All I can say is – delicious. Mary Elizabeth Braddon was disdained by her contemporaries as a sensationalist – but she was lapped up and read by the public. Today’s public should find her tale of the devious and complicated Lady Audley no less fascinating. In true Victorian fashion, this is a novel rife with coincidence and conspiracy, and with the fiendish but seemingly angelic Lady Audley at its center, the story is one you may not be able to put down. It opens with the proposal of Lord Audley to his neighbor’s governess – she agrees, telling him that it exceeds her wildest dreams – and thus the tale begins.
No story of a second marriage (for Lord Audley is many years older than Lady Audley) is complete without a disgruntled stepdaughter, devoted to her father and suspicious of her stepmother; nor is it complete without a narrator who, while part of the family, still exists outside of it, and with her portrayal of Robert Audley, Lord Audley’s layabout nephew (though he is qualified to practice law, he doesn’t choose to) she shows her real skill as a novelist.
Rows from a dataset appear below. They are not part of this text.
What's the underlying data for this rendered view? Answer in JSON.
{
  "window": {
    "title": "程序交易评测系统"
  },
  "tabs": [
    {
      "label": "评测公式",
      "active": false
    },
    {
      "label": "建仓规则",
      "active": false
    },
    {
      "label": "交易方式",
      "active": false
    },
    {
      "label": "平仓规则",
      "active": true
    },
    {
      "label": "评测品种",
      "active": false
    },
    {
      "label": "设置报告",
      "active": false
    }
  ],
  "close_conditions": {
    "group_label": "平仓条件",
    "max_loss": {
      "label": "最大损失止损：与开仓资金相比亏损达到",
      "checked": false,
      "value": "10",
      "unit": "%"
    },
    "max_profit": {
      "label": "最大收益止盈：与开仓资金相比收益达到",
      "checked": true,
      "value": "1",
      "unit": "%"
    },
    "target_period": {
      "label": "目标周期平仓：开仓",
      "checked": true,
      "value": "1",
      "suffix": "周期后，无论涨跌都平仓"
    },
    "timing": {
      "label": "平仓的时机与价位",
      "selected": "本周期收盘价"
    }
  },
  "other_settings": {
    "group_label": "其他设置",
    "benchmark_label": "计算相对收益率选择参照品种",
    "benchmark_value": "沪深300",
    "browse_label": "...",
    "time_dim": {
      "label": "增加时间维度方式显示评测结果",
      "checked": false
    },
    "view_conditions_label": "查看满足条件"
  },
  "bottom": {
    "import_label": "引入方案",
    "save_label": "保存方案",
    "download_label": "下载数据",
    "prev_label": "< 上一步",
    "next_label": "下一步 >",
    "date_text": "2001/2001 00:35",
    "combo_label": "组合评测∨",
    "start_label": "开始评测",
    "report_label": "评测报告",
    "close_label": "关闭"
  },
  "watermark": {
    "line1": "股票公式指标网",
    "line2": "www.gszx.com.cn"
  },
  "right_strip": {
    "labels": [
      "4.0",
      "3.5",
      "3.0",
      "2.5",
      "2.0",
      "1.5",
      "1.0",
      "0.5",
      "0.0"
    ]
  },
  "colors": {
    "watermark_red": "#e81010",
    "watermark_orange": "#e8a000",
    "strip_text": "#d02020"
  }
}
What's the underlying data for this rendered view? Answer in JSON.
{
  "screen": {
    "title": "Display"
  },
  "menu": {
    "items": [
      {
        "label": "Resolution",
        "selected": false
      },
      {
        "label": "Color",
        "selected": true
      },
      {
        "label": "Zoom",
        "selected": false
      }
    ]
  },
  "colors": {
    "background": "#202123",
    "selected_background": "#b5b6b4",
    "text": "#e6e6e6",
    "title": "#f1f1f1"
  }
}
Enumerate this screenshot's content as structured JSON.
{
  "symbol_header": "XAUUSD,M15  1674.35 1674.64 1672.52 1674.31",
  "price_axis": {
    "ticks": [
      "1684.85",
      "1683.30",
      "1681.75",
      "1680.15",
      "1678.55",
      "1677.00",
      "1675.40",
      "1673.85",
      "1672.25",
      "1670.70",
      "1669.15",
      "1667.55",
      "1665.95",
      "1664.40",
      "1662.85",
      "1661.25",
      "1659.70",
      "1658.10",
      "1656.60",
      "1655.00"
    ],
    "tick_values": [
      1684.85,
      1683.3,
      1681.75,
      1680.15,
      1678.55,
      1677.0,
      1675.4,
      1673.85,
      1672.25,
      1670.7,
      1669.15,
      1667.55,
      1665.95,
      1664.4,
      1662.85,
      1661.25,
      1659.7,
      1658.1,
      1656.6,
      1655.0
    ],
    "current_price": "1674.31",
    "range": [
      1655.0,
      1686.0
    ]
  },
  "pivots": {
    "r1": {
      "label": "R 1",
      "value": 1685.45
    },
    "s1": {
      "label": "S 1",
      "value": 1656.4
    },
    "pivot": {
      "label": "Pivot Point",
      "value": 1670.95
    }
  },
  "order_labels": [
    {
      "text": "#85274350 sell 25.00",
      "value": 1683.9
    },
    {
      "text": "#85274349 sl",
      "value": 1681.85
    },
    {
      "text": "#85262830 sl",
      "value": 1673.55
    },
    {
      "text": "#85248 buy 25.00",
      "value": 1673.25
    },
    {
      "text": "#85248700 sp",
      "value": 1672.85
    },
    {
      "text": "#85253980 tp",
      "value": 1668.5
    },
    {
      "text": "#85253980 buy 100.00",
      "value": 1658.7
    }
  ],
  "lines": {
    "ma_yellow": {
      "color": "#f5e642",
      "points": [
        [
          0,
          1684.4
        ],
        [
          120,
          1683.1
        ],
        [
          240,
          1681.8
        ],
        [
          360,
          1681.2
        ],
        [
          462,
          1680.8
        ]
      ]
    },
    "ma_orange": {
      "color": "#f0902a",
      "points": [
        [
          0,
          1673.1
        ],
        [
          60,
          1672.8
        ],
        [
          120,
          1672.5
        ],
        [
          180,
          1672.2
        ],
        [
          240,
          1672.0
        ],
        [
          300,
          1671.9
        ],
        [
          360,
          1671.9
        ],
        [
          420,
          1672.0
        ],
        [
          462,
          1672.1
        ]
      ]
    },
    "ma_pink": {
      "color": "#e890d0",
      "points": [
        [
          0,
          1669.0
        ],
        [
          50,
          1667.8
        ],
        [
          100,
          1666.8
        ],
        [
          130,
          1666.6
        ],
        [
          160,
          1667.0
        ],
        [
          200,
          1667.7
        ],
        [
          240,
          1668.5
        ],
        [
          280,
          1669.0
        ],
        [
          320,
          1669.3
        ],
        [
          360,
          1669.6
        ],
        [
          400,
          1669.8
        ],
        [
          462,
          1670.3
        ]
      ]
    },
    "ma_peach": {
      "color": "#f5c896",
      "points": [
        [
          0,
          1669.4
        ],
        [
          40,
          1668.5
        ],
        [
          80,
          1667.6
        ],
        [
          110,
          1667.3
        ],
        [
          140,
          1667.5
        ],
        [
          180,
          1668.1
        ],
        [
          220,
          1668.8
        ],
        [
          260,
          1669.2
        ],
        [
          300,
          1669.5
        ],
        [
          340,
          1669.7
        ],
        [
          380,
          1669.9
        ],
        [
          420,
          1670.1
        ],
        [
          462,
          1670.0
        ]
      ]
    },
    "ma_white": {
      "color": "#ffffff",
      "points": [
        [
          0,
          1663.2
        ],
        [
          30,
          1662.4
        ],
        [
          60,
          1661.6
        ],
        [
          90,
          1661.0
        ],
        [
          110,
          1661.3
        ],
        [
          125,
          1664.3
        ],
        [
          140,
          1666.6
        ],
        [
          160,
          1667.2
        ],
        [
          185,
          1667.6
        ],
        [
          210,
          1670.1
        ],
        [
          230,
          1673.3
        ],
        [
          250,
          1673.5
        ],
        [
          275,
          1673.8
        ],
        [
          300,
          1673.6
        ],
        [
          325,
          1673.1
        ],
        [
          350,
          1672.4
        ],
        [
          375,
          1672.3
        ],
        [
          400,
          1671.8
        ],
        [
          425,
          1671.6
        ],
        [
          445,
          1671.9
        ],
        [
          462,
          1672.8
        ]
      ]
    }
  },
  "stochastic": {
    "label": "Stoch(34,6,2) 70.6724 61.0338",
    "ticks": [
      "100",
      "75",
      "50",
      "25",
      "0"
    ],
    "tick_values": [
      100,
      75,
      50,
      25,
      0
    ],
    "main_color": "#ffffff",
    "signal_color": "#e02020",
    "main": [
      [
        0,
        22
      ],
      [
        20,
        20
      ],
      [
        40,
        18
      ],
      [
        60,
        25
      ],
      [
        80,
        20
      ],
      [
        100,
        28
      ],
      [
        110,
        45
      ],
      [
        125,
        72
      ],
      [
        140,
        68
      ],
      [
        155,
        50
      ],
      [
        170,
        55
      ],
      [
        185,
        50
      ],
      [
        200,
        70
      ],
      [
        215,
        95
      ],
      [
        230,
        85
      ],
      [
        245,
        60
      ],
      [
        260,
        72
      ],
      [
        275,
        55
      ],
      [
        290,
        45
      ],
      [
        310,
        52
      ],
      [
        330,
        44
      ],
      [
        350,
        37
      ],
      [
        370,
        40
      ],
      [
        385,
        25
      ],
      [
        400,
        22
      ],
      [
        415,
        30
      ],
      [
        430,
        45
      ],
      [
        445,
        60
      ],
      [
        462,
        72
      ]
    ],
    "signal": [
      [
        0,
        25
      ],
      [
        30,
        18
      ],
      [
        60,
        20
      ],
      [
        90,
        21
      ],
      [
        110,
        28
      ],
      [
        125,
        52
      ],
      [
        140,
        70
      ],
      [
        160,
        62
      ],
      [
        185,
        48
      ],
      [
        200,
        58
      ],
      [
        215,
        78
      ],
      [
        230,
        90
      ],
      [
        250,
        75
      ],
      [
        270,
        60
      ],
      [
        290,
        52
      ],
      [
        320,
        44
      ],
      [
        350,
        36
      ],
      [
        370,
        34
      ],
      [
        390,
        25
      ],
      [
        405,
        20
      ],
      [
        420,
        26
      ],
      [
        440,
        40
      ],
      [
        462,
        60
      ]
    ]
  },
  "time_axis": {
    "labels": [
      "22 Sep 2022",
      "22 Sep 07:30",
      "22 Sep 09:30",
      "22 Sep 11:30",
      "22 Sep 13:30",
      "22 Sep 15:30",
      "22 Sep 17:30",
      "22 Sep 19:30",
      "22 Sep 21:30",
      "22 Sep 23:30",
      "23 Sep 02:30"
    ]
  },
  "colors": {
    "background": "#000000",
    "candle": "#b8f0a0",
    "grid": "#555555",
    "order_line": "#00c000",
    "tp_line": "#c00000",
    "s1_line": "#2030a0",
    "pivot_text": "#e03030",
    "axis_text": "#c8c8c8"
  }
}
The character of Robert Audley is one of the more memorable in all literature – he is vividly portrayed as a lazy but contented man who is too lazy even for deep emotional attachment – but then, through a chance encounter with an old friend, who is grieving the loss of his wife and who disappears mysteriously, we see Robert mature and change before our eyes. The change is all the more believeable because when you reach the end of the novel it’s not entirely clear that Robert’s essential lazy nature is changed – but his heart is engaged, and in turn, it engages the reader as he begins a quest to find his friend, and to discover Lady Audley’s secret.
The labyrinthine turns of the plot are too various and surprising to reveal here – let us just say that this is a wonderful story, well told, that should leave you perhaps casting about for more wonderful books of this same era. If Wilkie Collins is still a stranger to you as a reader, giveThe Moonstone or The Woman in White a try. Yesterday’s novelists are every bit as fascinating as the page turning authors of today.